Chinese anti-monopoly authorities were already reviewing the transaction. The Panama dispute adds another layer of complexity. Legal experts suggest arbitration proceedings could extend over several years.
Dr. Isaac Kardon, senior fellow for China studies at the Carnegie Endowment for International Peace, noted: “Beijing has no direct method to block a constitutional ruling in a foreign state – but that lack of legal standing did not prevent China from scuttling the BlackRock-MSC deal last year.”
What Happens Next
Panama plans to conduct a new tender process. The government wants to separate operations so one company cannot control both Atlantic and Pacific terminals. This approach aims to create competition and expand container handling capacity.
CK Hutchison is pursuing multiple legal remedies simultaneously. The company seeks to protect employees and avoid operational disruptions while fighting the ruling.
Mahesh Rai, director for dispute resolution at Drew and Napier, warned: “Such risks do not diminish simply with the passage of time.” The case could reshape port concession agreements across emerging markets.
Impact on Global Container Networks
The Panama Canal remains one of the world’s most critical trade chokepoints. Prolonged at the Balboa and Cristobal terminals could ripple through global supply chains.
For freight forwarders, the dispute highlights geopolitical risks in routing decisions. Carriers and cargo solutions providers should monitor developments closely. Alternative routing may become necessary if operations face.

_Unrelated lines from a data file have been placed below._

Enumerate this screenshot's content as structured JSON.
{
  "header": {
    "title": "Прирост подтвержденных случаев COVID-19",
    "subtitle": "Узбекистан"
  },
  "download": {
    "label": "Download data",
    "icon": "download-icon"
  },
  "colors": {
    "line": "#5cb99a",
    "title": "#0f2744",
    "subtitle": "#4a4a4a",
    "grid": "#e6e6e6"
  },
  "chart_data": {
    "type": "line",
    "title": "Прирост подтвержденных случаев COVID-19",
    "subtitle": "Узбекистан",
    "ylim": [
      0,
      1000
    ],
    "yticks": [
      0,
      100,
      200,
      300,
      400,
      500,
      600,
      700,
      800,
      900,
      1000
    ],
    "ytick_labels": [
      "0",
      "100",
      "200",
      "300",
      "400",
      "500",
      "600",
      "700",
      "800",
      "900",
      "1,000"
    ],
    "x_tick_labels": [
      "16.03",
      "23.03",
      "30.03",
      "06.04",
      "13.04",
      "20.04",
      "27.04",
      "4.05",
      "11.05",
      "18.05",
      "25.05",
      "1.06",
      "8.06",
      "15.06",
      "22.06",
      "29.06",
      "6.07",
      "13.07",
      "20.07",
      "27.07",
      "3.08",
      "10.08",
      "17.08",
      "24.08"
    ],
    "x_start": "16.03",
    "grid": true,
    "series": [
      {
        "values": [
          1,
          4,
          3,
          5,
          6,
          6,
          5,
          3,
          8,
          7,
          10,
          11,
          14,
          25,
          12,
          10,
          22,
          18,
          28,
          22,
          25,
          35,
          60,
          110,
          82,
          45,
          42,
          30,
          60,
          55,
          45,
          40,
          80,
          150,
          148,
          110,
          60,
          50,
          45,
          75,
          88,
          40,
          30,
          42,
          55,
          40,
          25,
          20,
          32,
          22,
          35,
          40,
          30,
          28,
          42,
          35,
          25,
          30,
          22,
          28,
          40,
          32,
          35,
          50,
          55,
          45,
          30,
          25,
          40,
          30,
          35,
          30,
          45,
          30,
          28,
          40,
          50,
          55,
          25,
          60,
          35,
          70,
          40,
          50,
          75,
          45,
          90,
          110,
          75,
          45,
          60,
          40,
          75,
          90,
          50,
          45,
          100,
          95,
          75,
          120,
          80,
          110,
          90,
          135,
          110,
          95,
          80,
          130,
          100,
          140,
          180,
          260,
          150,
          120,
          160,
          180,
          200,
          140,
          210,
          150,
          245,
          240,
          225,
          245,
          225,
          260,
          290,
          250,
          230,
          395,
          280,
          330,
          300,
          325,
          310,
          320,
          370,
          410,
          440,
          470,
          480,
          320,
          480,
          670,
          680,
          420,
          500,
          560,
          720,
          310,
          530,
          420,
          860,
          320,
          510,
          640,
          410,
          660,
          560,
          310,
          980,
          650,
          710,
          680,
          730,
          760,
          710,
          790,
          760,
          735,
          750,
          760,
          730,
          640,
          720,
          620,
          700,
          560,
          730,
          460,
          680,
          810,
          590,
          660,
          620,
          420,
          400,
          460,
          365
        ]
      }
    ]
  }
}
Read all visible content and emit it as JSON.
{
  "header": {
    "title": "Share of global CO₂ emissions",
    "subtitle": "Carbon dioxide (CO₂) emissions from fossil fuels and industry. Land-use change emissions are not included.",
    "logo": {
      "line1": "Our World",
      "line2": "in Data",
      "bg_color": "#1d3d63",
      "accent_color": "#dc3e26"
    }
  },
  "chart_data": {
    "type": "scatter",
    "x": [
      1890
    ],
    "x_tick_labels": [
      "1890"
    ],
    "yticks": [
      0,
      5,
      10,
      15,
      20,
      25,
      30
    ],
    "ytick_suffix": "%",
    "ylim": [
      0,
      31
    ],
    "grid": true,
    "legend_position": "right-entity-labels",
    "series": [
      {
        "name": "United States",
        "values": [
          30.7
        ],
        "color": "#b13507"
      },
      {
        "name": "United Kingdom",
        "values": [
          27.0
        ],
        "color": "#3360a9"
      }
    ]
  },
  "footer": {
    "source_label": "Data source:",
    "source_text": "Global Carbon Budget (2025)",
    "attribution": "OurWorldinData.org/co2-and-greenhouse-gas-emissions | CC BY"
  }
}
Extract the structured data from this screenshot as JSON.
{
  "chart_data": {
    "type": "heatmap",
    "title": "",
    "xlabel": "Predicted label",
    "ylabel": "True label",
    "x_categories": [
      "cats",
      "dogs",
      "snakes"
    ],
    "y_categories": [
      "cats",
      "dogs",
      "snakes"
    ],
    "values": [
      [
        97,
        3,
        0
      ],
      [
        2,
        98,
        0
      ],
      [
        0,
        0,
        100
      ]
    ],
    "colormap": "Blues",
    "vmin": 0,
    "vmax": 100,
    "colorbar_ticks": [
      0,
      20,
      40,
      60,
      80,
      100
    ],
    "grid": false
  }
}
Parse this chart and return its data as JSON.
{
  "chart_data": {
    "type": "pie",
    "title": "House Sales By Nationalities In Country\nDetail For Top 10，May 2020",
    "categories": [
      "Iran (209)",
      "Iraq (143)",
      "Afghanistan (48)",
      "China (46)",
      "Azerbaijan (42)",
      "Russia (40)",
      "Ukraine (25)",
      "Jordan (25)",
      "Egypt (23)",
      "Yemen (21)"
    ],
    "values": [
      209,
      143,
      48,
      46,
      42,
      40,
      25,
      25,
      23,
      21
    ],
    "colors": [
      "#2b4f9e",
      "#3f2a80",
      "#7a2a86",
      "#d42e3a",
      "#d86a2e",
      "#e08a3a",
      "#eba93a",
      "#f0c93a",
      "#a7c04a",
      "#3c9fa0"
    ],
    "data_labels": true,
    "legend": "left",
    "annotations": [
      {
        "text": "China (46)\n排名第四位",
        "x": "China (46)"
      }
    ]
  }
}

The battle also demonstrates how strategic infrastructure increasingly sits at the intersection of commerce and great power competition. Companies operating global networks must navigate these waters carefully.
Panama began the canal transfer process in 1999, taking control from the United States. The waterway opened in 1914 after US construction. Nearly three decades later, control of port operations at either end remains contested.